- Born: January 26, 1950 (age 76) Moscow
- Education: Moscow Conservatory, Juilliard School
- Occupations: Classical pianist, professor of piano

= Lev Natochenny =

Pianist

Lev Natochenny (Russian: Лев Наточенный) (born January 26, 1950) is a Russian-American classical pianist and professor of piano.

Born in Moscow, Natochenny graduated from the Moscow "Tchaikovsky" Conservatoire, where he was taught by Lev Oborin. He also studied with Boris Zemliansky and Eliso Virsaladze as well as with Alexei Lubimov (chamber music) and worked in the violin class with David Oistrakh.

In 1978, because of his discontent with the Soviet government's control of the music scene, Natochenny applied for and was granted the permission to leave the USSR, which he did in 1978. He went on to receive a gold medal and Second Prize at the 1981 Busoni International Piano Competition in Bolzano, Italy while he was stateless.

In the West Natochenny had further study with Ania Dorfmann at the Juilliard School.

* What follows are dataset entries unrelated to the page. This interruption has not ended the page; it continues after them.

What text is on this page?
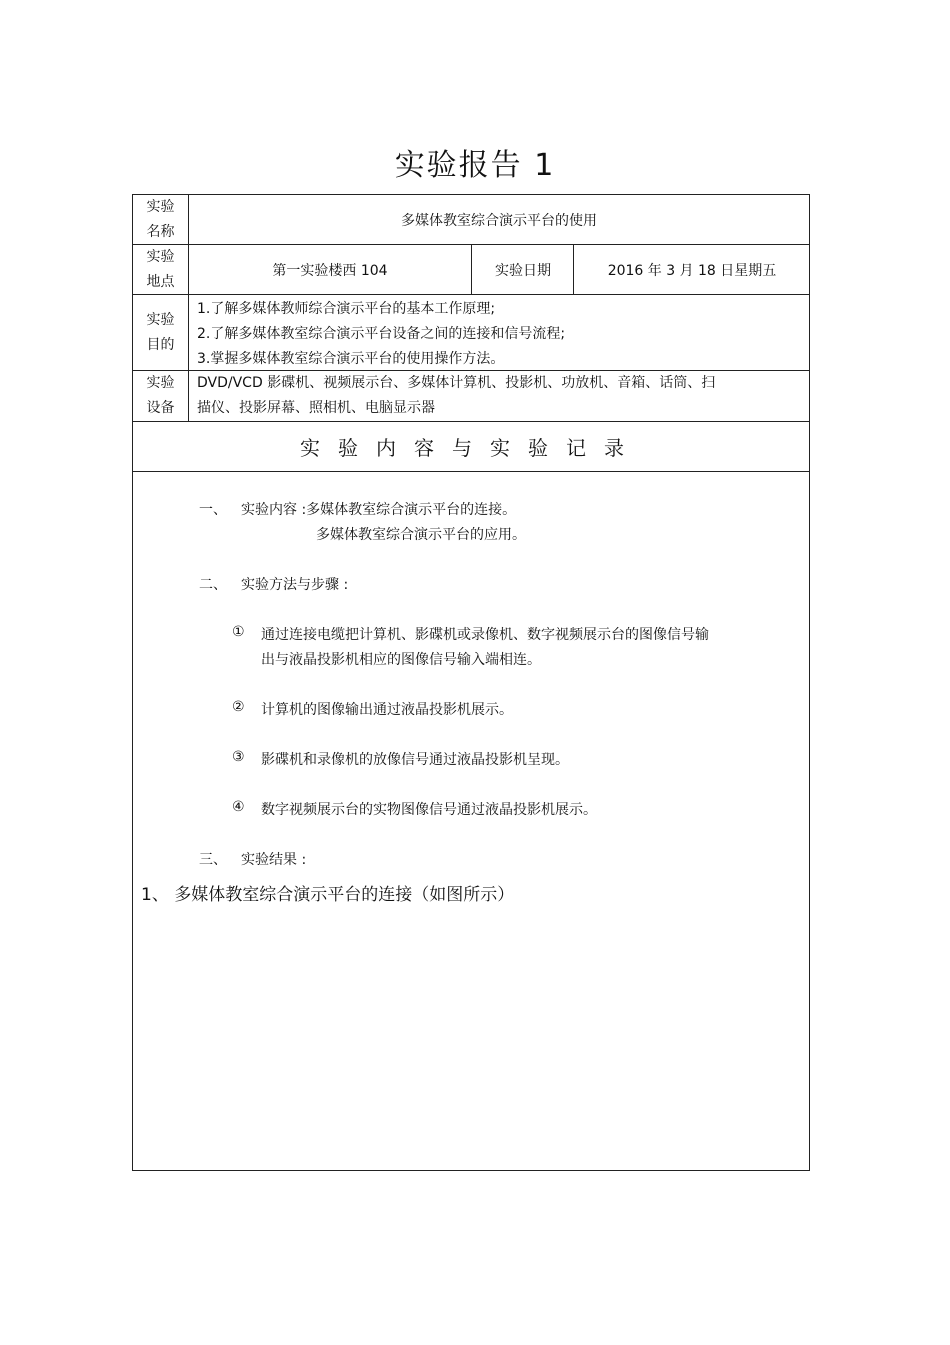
实验报告 1
实验
名称
多媒体教室综合演示平台的使用
实验
地点
第一实验楼西 104	实验日期	2016 年 3 月 18 日星期五
实验
目的
1.了解多媒体教师综合演示平台的基本工作原理;
2.了解多媒体教室综合演示平台设备之间的连接和信号流程;
3.掌握多媒体教室综合演示平台的使用操作方法。
实验
设备
DVD/VCD 影碟机、视频展示台、多媒体计算机、投影机、功放机、音箱、话筒、扫
描仪、投影屏幕、照相机、电脑显示器
实验内容与实验记录
一、 实验内容 :多媒体教室综合演示平台的连接。
多媒体教室综合演示平台的应用。
二、 实验方法与步骤 :
① 通过连接电缆把计算机、影碟机或录像机、数字视频展示台的图像信号输
出与液晶投影机相应的图像信号输入端相连。
② 计算机的图像输出通过液晶投影机展示。
③ 影碟机和录像机的放像信号通过液晶投影机呈现。
④ 数字视频展示台的实物图像信号通过液晶投影机展示。
三、 实验结果 :
1、 多媒体教室综合演示平台的连接（如图所示）
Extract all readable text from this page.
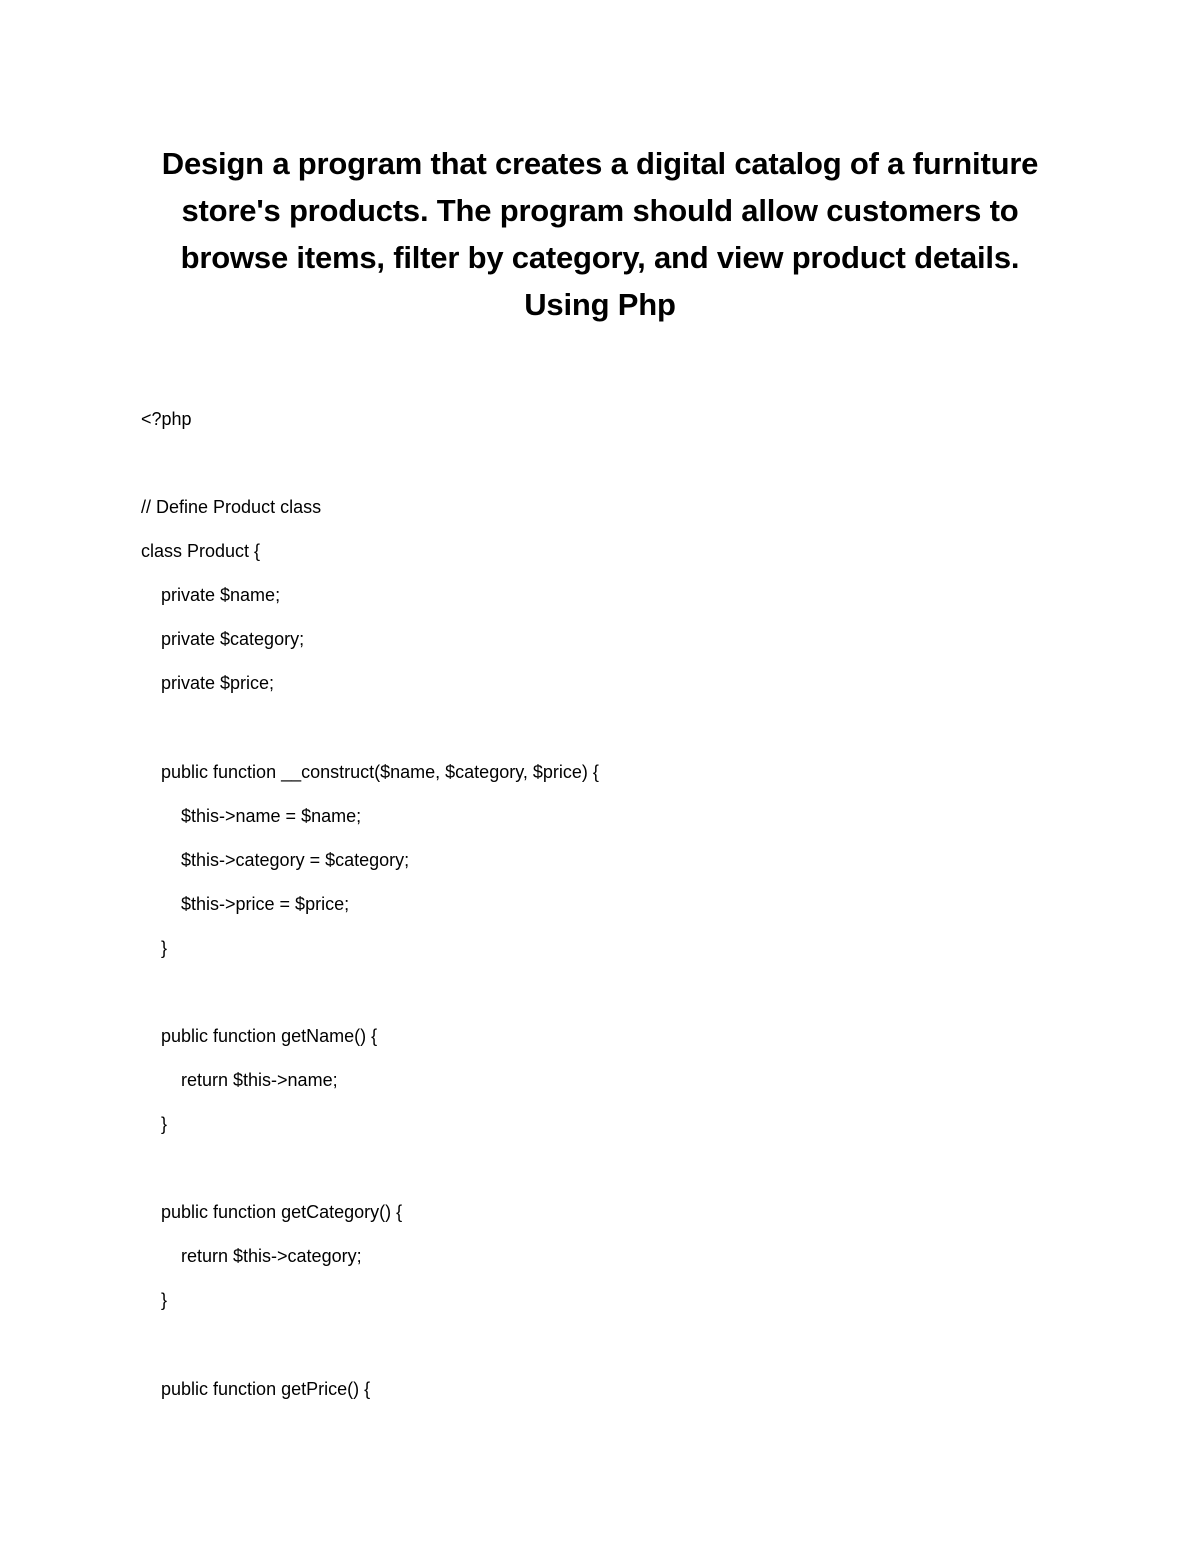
Design a program that creates a digital catalog of a furniture
store's products. The program should allow customers to
browse items, filter by category, and view product details.
Using Php
<?php
// Define Product class
class Product {
private $name;
private $category;
private $price;
public function __construct($name, $category, $price) {
$this->name = $name;
$this->category = $category;
$this->price = $price;
}
public function getName() {
return $this->name;
}
public function getCategory() {
return $this->category;
}
public function getPrice() {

He held teaching positions at the Manhattan School of Music, the Mannes College of Music (The New School) and the City University of New York. He now holds a Lifetime Distinguished Professor Chair at the Frankfurt University of Music and Performing Arts in Frankfurt. From 1988 to 2004 Natochenny was the founder and artistic director of Meranofest International Music Festival in Meran, Italy which built a reputation as "the summer meeting point for young pianists" and in 1995 he was the Member of International Honorary Committee of the Worldwide Dictionary of Music (Editor: Olympia Tolika) of European Art Center of Greece.

Among his students are ECHO Music Award winners Martin Stadtfeld, Fauré Quartet, as well as winners of major international competitions Nami Ejiri, Soyeon Lee, Christopher Park, Evgenia Rubinova, Eugene Choi, Guoda Gedvilaite.

His discography includes a Juno-nominated album of Schubert’s Schwannengesang with Canadian baritone Kevin McMillan. Other noted recordings are selections from Brahms, Schubert, Shostakovich and Schnittke.

Natochenny is an American citizen and lives in New York and in Frankfurt am Main.